Resonance Structures and De-Localization
When you draw a molecule, you are not drawing what it actually looks like. What you are really drawing is one of its resonance structures.
There are multiple ways to draw the Lewis structures for many of the chemical compounds we use, each of which is a simplification of the real molecule's structure. These are Resonance Structures.
The structure of the ACTUAL molecule is a combination of these different structures, called a Resonance Hybrid.
Different resonance structures do not mean you are dealing with a physically different molecule - it is the same molecule being drawn as a simplified form of the actual structure, because delocalized electrons are really, really, really hard to draw.
For example, Resonance Structure A might have a positive charge on the second atom, while Resonance Structure B might have the charge shown on the third atom. They are both the same molecule, and on the actual molecule the two atoms share the charge, but we draw the charge on one of the two atoms for simplicity when making Lewis Structures.
In the actual structure, the charge being spread out over many atoms is called "de-localized", because the charge is not local to any specific atom. (Think of the atoms as cities, where you are local if you live there, but you are de-local if you move around between a lot of them.)
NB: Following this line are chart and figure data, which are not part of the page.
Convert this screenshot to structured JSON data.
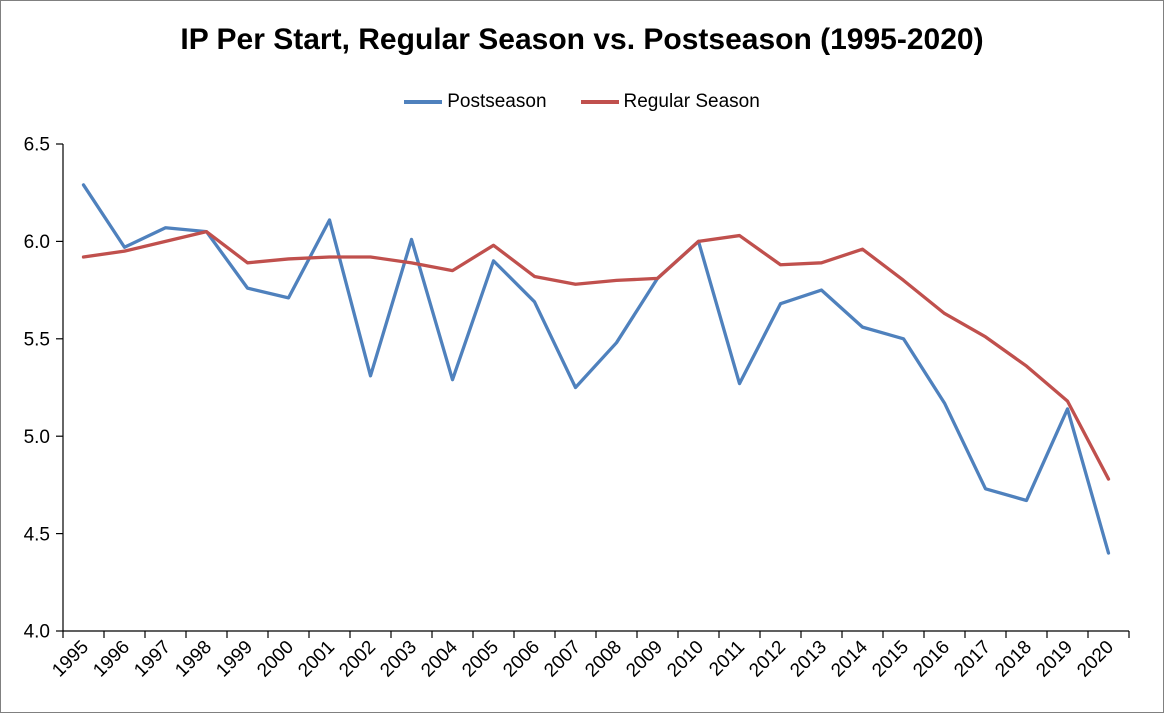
{
  "chart_data": {
    "type": "line",
    "title": "IP Per Start, Regular Season vs. Postseason (1995-2020)",
    "x": [
      1995,
      1996,
      1997,
      1998,
      1999,
      2000,
      2001,
      2002,
      2003,
      2004,
      2005,
      2006,
      2007,
      2008,
      2009,
      2010,
      2011,
      2012,
      2013,
      2014,
      2015,
      2016,
      2017,
      2018,
      2019,
      2020
    ],
    "series": [
      {
        "name": "Postseason",
        "color": "#4F81BD",
        "values": [
          6.29,
          5.97,
          6.07,
          6.05,
          5.76,
          5.71,
          6.11,
          5.31,
          6.01,
          5.29,
          5.9,
          5.69,
          5.25,
          5.48,
          5.81,
          6.0,
          5.27,
          5.68,
          5.75,
          5.56,
          5.5,
          5.17,
          4.73,
          4.67,
          5.14,
          4.4
        ]
      },
      {
        "name": "Regular Season",
        "color": "#C0504D",
        "values": [
          5.92,
          5.95,
          6.0,
          6.05,
          5.89,
          5.91,
          5.92,
          5.92,
          5.89,
          5.85,
          5.98,
          5.82,
          5.78,
          5.8,
          5.81,
          6.0,
          6.03,
          5.88,
          5.89,
          5.96,
          5.8,
          5.63,
          5.51,
          5.36,
          5.18,
          4.78
        ]
      }
    ],
    "ylim": [
      4.0,
      6.5
    ],
    "yticks": [
      4.0,
      4.5,
      5.0,
      5.5,
      6.0,
      6.5
    ],
    "grid": false,
    "legend_position": "top-center",
    "axis_color": "#000000"
  }
}
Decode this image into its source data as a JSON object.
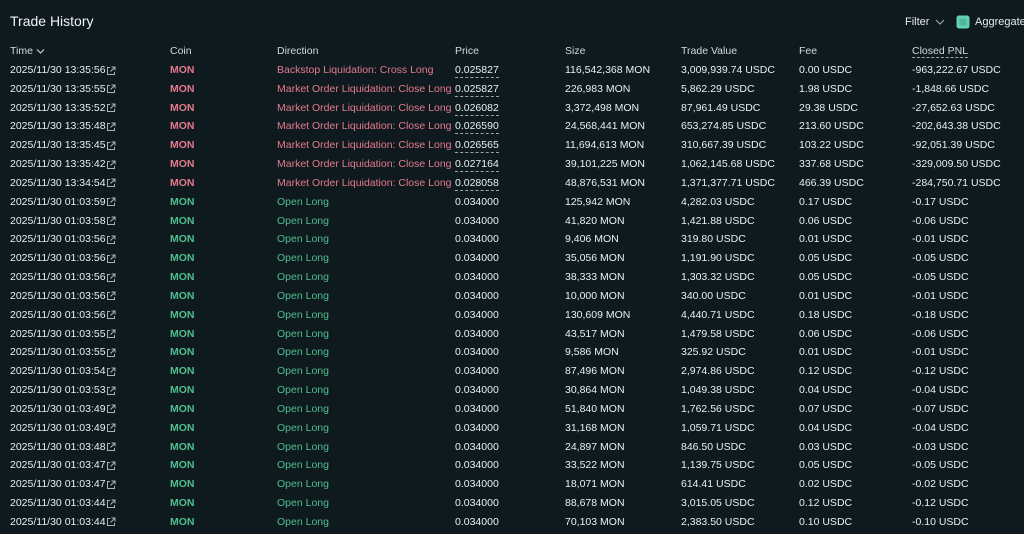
{
  "header": {
    "title": "Trade History",
    "filter": "Filter",
    "aggregate": "Aggregate"
  },
  "table": {
    "columns": [
      "Time",
      "Coin",
      "Direction",
      "Price",
      "Size",
      "Trade Value",
      "Fee",
      "Closed PNL"
    ],
    "rows": [
      {
        "color": "#e57a8c",
        "price_underlined": true,
        "cells": [
          "2025/11/30 13:35:56",
          "MON",
          "Backstop Liquidation: Cross Long",
          "0.025827",
          "116,542,368 MON",
          "3,009,939.74 USDC",
          "0.00 USDC",
          "-963,222.67 USDC"
        ]
      },
      {
        "color": "#e57a8c",
        "price_underlined": true,
        "cells": [
          "2025/11/30 13:35:55",
          "MON",
          "Market Order Liquidation: Close Long",
          "0.025827",
          "226,983 MON",
          "5,862.29 USDC",
          "1.98 USDC",
          "-1,848.66 USDC"
        ]
      },
      {
        "color": "#e57a8c",
        "price_underlined": true,
        "cells": [
          "2025/11/30 13:35:52",
          "MON",
          "Market Order Liquidation: Close Long",
          "0.026082",
          "3,372,498 MON",
          "87,961.49 USDC",
          "29.38 USDC",
          "-27,652.63 USDC"
        ]
      },
      {
        "color": "#e57a8c",
        "price_underlined": true,
        "cells": [
          "2025/11/30 13:35:48",
          "MON",
          "Market Order Liquidation: Close Long",
          "0.026590",
          "24,568,441 MON",
          "653,274.85 USDC",
          "213.60 USDC",
          "-202,643.38 USDC"
        ]
      },
      {
        "color": "#e57a8c",
        "price_underlined": true,
        "cells": [
          "2025/11/30 13:35:45",
          "MON",
          "Market Order Liquidation: Close Long",
          "0.026565",
          "11,694,613 MON",
          "310,667.39 USDC",
          "103.22 USDC",
          "-92,051.39 USDC"
        ]
      },
      {
        "color": "#e57a8c",
        "price_underlined": true,
        "cells": [
          "2025/11/30 13:35:42",
          "MON",
          "Market Order Liquidation: Close Long",
          "0.027164",
          "39,101,225 MON",
          "1,062,145.68 USDC",
          "337.68 USDC",
          "-329,009.50 USDC"
        ]
      },
      {
        "color": "#e57a8c",
        "price_underlined": true,
        "cells": [
          "2025/11/30 13:34:54",
          "MON",
          "Market Order Liquidation: Close Long",
          "0.028058",
          "48,876,531 MON",
          "1,371,377.71 USDC",
          "466.39 USDC",
          "-284,750.71 USDC"
        ]
      },
      {
        "color": "#4fbf8f",
        "price_underlined": false,
        "cells": [
          "2025/11/30 01:03:59",
          "MON",
          "Open Long",
          "0.034000",
          "125,942 MON",
          "4,282.03 USDC",
          "0.17 USDC",
          "-0.17 USDC"
        ]
      },
      {
        "color": "#4fbf8f",
        "price_underlined": false,
        "cells": [
          "2025/11/30 01:03:58",
          "MON",
          "Open Long",
          "0.034000",
          "41,820 MON",
          "1,421.88 USDC",
          "0.06 USDC",
          "-0.06 USDC"
        ]
      },
      {
        "color": "#4fbf8f",
        "price_underlined": false,
        "cells": [
          "2025/11/30 01:03:56",
          "MON",
          "Open Long",
          "0.034000",
          "9,406 MON",
          "319.80 USDC",
          "0.01 USDC",
          "-0.01 USDC"
        ]
      },
      {
        "color": "#4fbf8f",
        "price_underlined": false,
        "cells": [
          "2025/11/30 01:03:56",
          "MON",
          "Open Long",
          "0.034000",
          "35,056 MON",
          "1,191.90 USDC",
          "0.05 USDC",
          "-0.05 USDC"
        ]
      },
      {
        "color": "#4fbf8f",
        "price_underlined": false,
        "cells": [
          "2025/11/30 01:03:56",
          "MON",
          "Open Long",
          "0.034000",
          "38,333 MON",
          "1,303.32 USDC",
          "0.05 USDC",
          "-0.05 USDC"
        ]
      },
      {
        "color": "#4fbf8f",
        "price_underlined": false,
        "cells": [
          "2025/11/30 01:03:56",
          "MON",
          "Open Long",
          "0.034000",
          "10,000 MON",
          "340.00 USDC",
          "0.01 USDC",
          "-0.01 USDC"
        ]
      },
      {
        "color": "#4fbf8f",
        "price_underlined": false,
        "cells": [
          "2025/11/30 01:03:56",
          "MON",
          "Open Long",
          "0.034000",
          "130,609 MON",
          "4,440.71 USDC",
          "0.18 USDC",
          "-0.18 USDC"
        ]
      },
      {
        "color": "#4fbf8f",
        "price_underlined": false,
        "cells": [
          "2025/11/30 01:03:55",
          "MON",
          "Open Long",
          "0.034000",
          "43,517 MON",
          "1,479.58 USDC",
          "0.06 USDC",
          "-0.06 USDC"
        ]
      },
      {
        "color": "#4fbf8f",
        "price_underlined": false,
        "cells": [
          "2025/11/30 01:03:55",
          "MON",
          "Open Long",
          "0.034000",
          "9,586 MON",
          "325.92 USDC",
          "0.01 USDC",
          "-0.01 USDC"
        ]
      },
      {
        "color": "#4fbf8f",
        "price_underlined": false,
        "cells": [
          "2025/11/30 01:03:54",
          "MON",
          "Open Long",
          "0.034000",
          "87,496 MON",
          "2,974.86 USDC",
          "0.12 USDC",
          "-0.12 USDC"
        ]
      },
      {
        "color": "#4fbf8f",
        "price_underlined": false,
        "cells": [
          "2025/11/30 01:03:53",
          "MON",
          "Open Long",
          "0.034000",
          "30,864 MON",
          "1,049.38 USDC",
          "0.04 USDC",
          "-0.04 USDC"
        ]
      },
      {
        "color": "#4fbf8f",
        "price_underlined": false,
        "cells": [
          "2025/11/30 01:03:49",
          "MON",
          "Open Long",
          "0.034000",
          "51,840 MON",
          "1,762.56 USDC",
          "0.07 USDC",
          "-0.07 USDC"
        ]
      },
      {
        "color": "#4fbf8f",
        "price_underlined": false,
        "cells": [
          "2025/11/30 01:03:49",
          "MON",
          "Open Long",
          "0.034000",
          "31,168 MON",
          "1,059.71 USDC",
          "0.04 USDC",
          "-0.04 USDC"
        ]
      },
      {
        "color": "#4fbf8f",
        "price_underlined": false,
        "cells": [
          "2025/11/30 01:03:48",
          "MON",
          "Open Long",
          "0.034000",
          "24,897 MON",
          "846.50 USDC",
          "0.03 USDC",
          "-0.03 USDC"
        ]
      },
      {
        "color": "#4fbf8f",
        "price_underlined": false,
        "cells": [
          "2025/11/30 01:03:47",
          "MON",
          "Open Long",
          "0.034000",
          "33,522 MON",
          "1,139.75 USDC",
          "0.05 USDC",
          "-0.05 USDC"
        ]
      },
      {
        "color": "#4fbf8f",
        "price_underlined": false,
        "cells": [
          "2025/11/30 01:03:47",
          "MON",
          "Open Long",
          "0.034000",
          "18,071 MON",
          "614.41 USDC",
          "0.02 USDC",
          "-0.02 USDC"
        ]
      },
      {
        "color": "#4fbf8f",
        "price_underlined": false,
        "cells": [
          "2025/11/30 01:03:44",
          "MON",
          "Open Long",
          "0.034000",
          "88,678 MON",
          "3,015.05 USDC",
          "0.12 USDC",
          "-0.12 USDC"
        ]
      },
      {
        "color": "#4fbf8f",
        "price_underlined": false,
        "cells": [
          "2025/11/30 01:03:44",
          "MON",
          "Open Long",
          "0.034000",
          "70,103 MON",
          "2,383.50 USDC",
          "0.10 USDC",
          "-0.10 USDC"
        ]
      }
    ]
  }
}
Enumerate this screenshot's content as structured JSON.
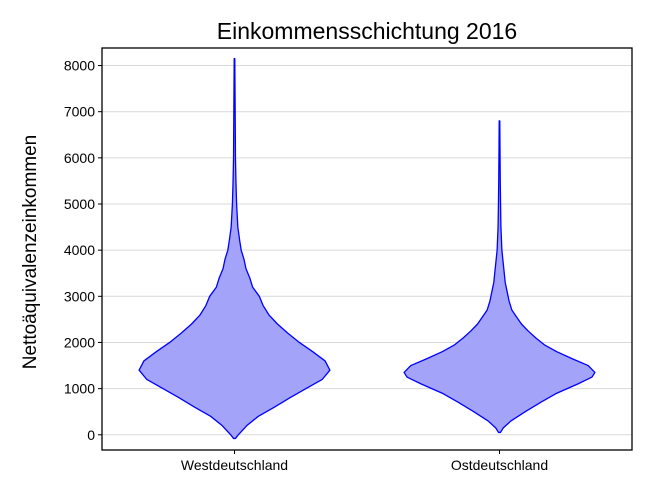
{
  "chart_data": {
    "type": "violin",
    "title": "Einkommensschichtung 2016",
    "xlabel": "",
    "ylabel": "Nettoäquivalenzeinkommen",
    "categories": [
      "Westdeutschland",
      "Ostdeutschland"
    ],
    "ylim": [
      -330,
      8380
    ],
    "yticks": [
      0,
      1000,
      2000,
      3000,
      4000,
      5000,
      6000,
      7000,
      8000
    ],
    "grid": "horizontal",
    "legend": "none",
    "colors": {
      "fill": "#a3a3fa",
      "stroke": "#0000ff",
      "grid": "#d9d9d9"
    },
    "series": [
      {
        "category": "Westdeutschland",
        "range": [
          -80,
          8150
        ],
        "density": [
          [
            -80,
            0.01
          ],
          [
            0,
            0.04
          ],
          [
            200,
            0.13
          ],
          [
            400,
            0.25
          ],
          [
            600,
            0.42
          ],
          [
            800,
            0.58
          ],
          [
            1000,
            0.75
          ],
          [
            1200,
            0.92
          ],
          [
            1400,
            1.0
          ],
          [
            1600,
            0.95
          ],
          [
            1800,
            0.82
          ],
          [
            2000,
            0.68
          ],
          [
            2200,
            0.56
          ],
          [
            2400,
            0.45
          ],
          [
            2600,
            0.36
          ],
          [
            2800,
            0.3
          ],
          [
            3000,
            0.26
          ],
          [
            3200,
            0.19
          ],
          [
            3400,
            0.16
          ],
          [
            3600,
            0.12
          ],
          [
            3800,
            0.1
          ],
          [
            4000,
            0.07
          ],
          [
            4200,
            0.055
          ],
          [
            4500,
            0.035
          ],
          [
            5000,
            0.022
          ],
          [
            5500,
            0.015
          ],
          [
            6000,
            0.01
          ],
          [
            7000,
            0.007
          ],
          [
            8150,
            0.003
          ]
        ]
      },
      {
        "category": "Ostdeutschland",
        "range": [
          50,
          6800
        ],
        "density": [
          [
            50,
            0.01
          ],
          [
            150,
            0.04
          ],
          [
            300,
            0.12
          ],
          [
            500,
            0.27
          ],
          [
            700,
            0.43
          ],
          [
            900,
            0.6
          ],
          [
            1100,
            0.82
          ],
          [
            1250,
            0.97
          ],
          [
            1350,
            1.0
          ],
          [
            1500,
            0.93
          ],
          [
            1650,
            0.76
          ],
          [
            1800,
            0.6
          ],
          [
            1950,
            0.47
          ],
          [
            2100,
            0.38
          ],
          [
            2250,
            0.3
          ],
          [
            2400,
            0.23
          ],
          [
            2550,
            0.18
          ],
          [
            2700,
            0.13
          ],
          [
            2900,
            0.1
          ],
          [
            3100,
            0.08
          ],
          [
            3300,
            0.06
          ],
          [
            3600,
            0.045
          ],
          [
            4000,
            0.025
          ],
          [
            4500,
            0.015
          ],
          [
            5000,
            0.011
          ],
          [
            5500,
            0.008
          ],
          [
            6000,
            0.006
          ],
          [
            6800,
            0.003
          ]
        ]
      }
    ]
  }
}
De-localizing charges moves like charges further apart, so compounds that have resonance are more stable than compounds that do not. These are "resonance-stabilized" structures.
The stability of a specific resonance structure shows us how close it is to the actual structure of the molecule. The more stable the resonance structure, the closer it is to the actual structure. The less stable the structure, the less accurate it is when compared to the actual structure.
More stable structures: Major Contributors.
Less stable structures: Minor Contributors.